[Last Film I Watch] Pride (2014) [7/10]
Title: Pride
Year: 2014
Country: UK, France
Language: English, Welsh
Genre: Comedy, Drama
Director: Matthew Warchus
Writer: Stephen Beresford
Music: Christopher Nightingale
Cinematography: Tat Radcliffe
Cast:
Ben Schnitzer
George MacKay
Bill Nighy
Imelda Staunton
Andrew Scott
Dominic West
Jessica Gunning
Paddy Considine
Faye Marsay
Menna Trussler
Joseph Gilgun
Karina Fernandez
Monica Dolan
Kyle Rees
Freddie Fox
Jessie Cave
Lisa Palfrey
Rhodri Meilir
Chris Overton
Joshua Hill
Liz White
Jack Baggs
Olwen Medi
Russell Tovey
Rating: 7/10
PRIDE is an uplifting UK dramedy revamps the postures of various people in the actual events of LGSM (Lesbians and Gays Support Miners) movement in the summer of 1984, but it overtly dodges the over-used “based on a true story” troupe, and artistically gives the story some polishing in terms of some morale boost.
Joe (MacKay) is a young student, and being the surrogate for audience, he firstly engages in the 1984 London gay parade with wide-eyed novelty and closeted reluctance, and half-heartedly he becomes a founding member of new-coined LGSM group, lead by an avid 24-year-old activist Mark (Schnetzer). The film starts its narrative quite flamboyantly in the gay parade and quickly steers onto the thorny issue, to raise money for the UK miners who are under the same predicament where LGBT minority is, the mineworkers’ union starts a strike would last for more than one year.
It of course senses a whiff of a politically smart manoeuvre to benefit both parties to against their mutual enemy, Thatcher’s government. So not entirely out of out-and-out altruism, the movement clicks with the miners in the Welsh village of Onllwyn, which consequently sets off a scandalous disturbance when a minibus full of gays and lesbians set their foot on the lot, also triggers a standoff between the homophobic community and its more open-minded hosts, lead by the leader of the miners Dai (Considine), Hefina (Staunton), Cliff (Nighy) and the housewife Sian (Gunning).
Fun time ensues, the “straight men don’t dance” routine is again the silence breaker, Jonathan (West) steals the limelight and even instigates the admiration from straight fellows, who are eagerly to learn dancing to woo their lady friends. Welsh miners pay a visit to London too, their eyes are opened by the local gay scenes and a certain mutual respect is slowly being built thanks to director Matthew Warchus’ unobtrusive observation of his numerous characters, although those crude clashes are too unrealistic to bypass, but Warchus handles them with enough care, most of the ugly moments are cleverly deadened, including a familial admonishment from Joe’s parents and a hatred attack on Gethin (Scott), Jonathan’s longtime partner, only leaves a bitter taste is the obdurate homophobe Maureen (Palfrey), it is not a random deploy that she happens to be a widow and Cliff’s sister-in-law, there is a long dark history left veiled.

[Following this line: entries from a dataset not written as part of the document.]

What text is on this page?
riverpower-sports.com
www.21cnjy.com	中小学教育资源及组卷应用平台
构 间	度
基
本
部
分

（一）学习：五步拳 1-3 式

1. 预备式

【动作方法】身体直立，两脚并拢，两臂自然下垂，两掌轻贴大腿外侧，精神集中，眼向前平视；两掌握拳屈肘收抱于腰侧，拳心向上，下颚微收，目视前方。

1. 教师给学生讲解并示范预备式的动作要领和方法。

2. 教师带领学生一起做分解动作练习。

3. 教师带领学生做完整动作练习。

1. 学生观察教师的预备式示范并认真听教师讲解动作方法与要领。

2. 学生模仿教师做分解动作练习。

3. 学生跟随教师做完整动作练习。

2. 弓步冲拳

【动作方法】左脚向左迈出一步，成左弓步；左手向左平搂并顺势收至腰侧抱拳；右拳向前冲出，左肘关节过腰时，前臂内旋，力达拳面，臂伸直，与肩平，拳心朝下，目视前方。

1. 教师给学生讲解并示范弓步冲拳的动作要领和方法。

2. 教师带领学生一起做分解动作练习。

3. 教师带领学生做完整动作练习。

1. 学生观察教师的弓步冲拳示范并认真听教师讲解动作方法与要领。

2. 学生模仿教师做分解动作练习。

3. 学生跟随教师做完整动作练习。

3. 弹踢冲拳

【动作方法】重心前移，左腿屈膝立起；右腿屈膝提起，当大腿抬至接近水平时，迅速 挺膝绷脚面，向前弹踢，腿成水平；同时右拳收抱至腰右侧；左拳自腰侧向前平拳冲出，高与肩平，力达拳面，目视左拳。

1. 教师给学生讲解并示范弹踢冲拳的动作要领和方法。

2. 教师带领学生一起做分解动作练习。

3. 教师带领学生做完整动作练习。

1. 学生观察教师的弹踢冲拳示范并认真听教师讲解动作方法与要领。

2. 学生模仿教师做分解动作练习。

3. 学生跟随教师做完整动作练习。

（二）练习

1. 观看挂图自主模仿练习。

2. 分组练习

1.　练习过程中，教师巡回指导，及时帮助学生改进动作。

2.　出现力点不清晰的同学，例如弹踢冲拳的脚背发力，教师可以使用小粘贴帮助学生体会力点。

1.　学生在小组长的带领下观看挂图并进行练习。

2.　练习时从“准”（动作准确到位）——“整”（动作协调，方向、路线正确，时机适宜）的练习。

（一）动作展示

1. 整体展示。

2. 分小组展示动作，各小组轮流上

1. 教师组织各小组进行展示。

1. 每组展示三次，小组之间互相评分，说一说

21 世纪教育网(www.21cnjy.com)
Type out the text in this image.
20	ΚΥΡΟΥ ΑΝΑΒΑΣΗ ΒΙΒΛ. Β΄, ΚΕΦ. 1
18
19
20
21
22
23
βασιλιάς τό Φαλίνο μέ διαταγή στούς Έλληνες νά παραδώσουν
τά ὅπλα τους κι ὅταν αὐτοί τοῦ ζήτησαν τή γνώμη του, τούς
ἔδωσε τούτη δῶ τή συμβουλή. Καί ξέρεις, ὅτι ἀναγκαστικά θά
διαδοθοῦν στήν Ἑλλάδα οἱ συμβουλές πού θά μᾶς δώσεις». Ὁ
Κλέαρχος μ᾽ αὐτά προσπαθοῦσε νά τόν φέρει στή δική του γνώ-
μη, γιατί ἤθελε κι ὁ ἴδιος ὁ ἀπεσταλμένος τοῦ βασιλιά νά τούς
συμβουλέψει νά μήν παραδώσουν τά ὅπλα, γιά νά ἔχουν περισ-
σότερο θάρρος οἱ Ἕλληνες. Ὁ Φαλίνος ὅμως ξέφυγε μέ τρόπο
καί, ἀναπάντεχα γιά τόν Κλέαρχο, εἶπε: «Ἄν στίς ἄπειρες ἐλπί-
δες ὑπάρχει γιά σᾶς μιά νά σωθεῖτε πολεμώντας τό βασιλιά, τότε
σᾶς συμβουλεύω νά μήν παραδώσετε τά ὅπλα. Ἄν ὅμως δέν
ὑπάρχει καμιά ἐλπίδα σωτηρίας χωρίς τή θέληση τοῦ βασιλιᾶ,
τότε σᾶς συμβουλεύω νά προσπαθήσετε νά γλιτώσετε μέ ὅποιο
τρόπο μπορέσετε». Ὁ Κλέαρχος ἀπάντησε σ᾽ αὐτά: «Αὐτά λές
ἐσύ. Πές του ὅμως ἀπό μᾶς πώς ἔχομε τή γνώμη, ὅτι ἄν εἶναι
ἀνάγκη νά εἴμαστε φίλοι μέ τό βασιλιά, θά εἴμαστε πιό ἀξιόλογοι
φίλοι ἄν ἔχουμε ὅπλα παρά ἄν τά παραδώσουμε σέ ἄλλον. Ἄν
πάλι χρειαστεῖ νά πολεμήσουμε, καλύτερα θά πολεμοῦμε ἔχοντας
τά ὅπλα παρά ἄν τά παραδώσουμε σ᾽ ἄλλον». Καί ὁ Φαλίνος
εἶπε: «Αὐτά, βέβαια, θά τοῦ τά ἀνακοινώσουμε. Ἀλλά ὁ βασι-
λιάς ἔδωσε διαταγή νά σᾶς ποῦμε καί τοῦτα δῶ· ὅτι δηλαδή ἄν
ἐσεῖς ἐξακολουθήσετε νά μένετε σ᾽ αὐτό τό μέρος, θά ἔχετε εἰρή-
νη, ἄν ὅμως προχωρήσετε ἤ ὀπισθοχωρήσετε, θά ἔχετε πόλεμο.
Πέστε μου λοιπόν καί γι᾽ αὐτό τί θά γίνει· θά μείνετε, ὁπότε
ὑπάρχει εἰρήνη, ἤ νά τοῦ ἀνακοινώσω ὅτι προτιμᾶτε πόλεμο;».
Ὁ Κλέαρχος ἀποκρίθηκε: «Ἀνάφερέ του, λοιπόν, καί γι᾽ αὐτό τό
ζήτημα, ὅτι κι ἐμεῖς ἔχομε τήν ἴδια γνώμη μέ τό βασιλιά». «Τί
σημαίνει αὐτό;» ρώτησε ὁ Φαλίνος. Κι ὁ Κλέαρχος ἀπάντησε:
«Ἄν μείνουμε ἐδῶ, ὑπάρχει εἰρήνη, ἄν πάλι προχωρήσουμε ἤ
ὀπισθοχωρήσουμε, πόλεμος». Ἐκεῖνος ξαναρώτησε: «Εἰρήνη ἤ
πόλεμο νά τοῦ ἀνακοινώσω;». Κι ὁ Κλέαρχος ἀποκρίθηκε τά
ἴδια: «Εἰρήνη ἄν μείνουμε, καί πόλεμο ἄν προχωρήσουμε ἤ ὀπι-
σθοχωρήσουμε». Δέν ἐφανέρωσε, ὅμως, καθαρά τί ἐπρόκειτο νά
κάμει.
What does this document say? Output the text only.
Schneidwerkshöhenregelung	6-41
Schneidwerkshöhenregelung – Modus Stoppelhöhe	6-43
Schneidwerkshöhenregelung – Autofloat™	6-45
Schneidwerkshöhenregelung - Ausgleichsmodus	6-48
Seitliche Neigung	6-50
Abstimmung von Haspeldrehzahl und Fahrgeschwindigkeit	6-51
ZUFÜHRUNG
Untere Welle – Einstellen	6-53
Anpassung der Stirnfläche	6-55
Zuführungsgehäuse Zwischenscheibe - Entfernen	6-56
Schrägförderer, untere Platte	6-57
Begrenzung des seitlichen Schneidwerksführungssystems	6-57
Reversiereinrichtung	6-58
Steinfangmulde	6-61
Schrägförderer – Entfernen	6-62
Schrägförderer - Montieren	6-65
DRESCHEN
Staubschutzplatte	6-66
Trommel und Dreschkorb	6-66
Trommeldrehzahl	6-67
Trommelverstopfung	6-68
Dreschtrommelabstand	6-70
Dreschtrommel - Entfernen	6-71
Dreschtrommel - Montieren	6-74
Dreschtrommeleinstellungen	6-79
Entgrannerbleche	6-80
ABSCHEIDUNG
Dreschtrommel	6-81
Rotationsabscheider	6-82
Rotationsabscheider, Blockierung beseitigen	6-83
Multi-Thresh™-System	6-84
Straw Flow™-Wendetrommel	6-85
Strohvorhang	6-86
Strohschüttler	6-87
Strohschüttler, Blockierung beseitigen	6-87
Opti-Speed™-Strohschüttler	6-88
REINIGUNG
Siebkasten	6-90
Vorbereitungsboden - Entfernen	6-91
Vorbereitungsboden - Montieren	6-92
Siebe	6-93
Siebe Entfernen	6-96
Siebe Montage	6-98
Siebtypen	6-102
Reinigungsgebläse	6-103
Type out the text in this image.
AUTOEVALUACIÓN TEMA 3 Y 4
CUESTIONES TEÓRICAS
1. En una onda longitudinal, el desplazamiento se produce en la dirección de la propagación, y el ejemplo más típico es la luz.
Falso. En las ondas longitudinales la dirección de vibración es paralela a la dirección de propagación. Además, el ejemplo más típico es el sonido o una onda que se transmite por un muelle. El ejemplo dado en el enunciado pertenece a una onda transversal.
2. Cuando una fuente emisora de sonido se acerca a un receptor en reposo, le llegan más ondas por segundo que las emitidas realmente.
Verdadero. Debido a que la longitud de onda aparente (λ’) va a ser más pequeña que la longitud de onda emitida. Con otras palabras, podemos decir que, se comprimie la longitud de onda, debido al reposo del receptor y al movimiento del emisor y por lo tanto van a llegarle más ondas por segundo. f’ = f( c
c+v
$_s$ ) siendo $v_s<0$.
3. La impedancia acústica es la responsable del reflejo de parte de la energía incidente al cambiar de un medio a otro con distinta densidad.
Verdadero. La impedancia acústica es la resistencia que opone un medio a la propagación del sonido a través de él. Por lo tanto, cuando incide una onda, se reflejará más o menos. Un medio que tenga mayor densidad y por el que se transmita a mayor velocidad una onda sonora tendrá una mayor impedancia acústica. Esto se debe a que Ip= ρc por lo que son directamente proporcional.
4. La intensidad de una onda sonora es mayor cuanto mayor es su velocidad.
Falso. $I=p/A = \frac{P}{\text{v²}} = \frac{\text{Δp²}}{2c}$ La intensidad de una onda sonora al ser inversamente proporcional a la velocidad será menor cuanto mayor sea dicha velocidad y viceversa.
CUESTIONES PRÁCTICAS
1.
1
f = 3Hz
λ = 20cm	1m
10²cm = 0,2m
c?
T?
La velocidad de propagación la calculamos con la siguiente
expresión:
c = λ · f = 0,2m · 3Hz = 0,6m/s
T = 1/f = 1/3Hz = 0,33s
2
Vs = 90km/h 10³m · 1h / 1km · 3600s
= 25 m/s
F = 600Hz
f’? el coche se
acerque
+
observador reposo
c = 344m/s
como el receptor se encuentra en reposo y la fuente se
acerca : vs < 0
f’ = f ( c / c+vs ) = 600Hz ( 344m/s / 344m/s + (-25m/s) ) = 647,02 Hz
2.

However, the pathos-rendering setback will arrive no matter what since reality bites, but a bright side is that the bond has been connected, its positive message has been firmly dispersed: people with different backgrounds can support each other for the right cause, accept their difference and coexist in harmony. The feel-good ending is exaggerated for sure (no HIV panic, no extensive dissection of the movement’s political agenda and the real-life coda of the strike is not such a victory as the film depicts), gleefully gives audience an on-the-nose boost of solidarity to relish after the film finishes.
PRIDE is a well-presented ensemble piece, veterans and novices are equally dispensed with their own narrative development to state a point, Schnetzer is tenaciously unbeatable and never hide his feelings or aggressions, Scott generates a more poignant facet in his mother-son reunion set piece and Staunton is forcibly explosive, those three are conjointly heading into my chart of “best performance so far” in 2014. At last, the film is another cheerful UK contribution to widen the LGBT cinema landscape, and it holds its oomph within a properly-moderated gauge.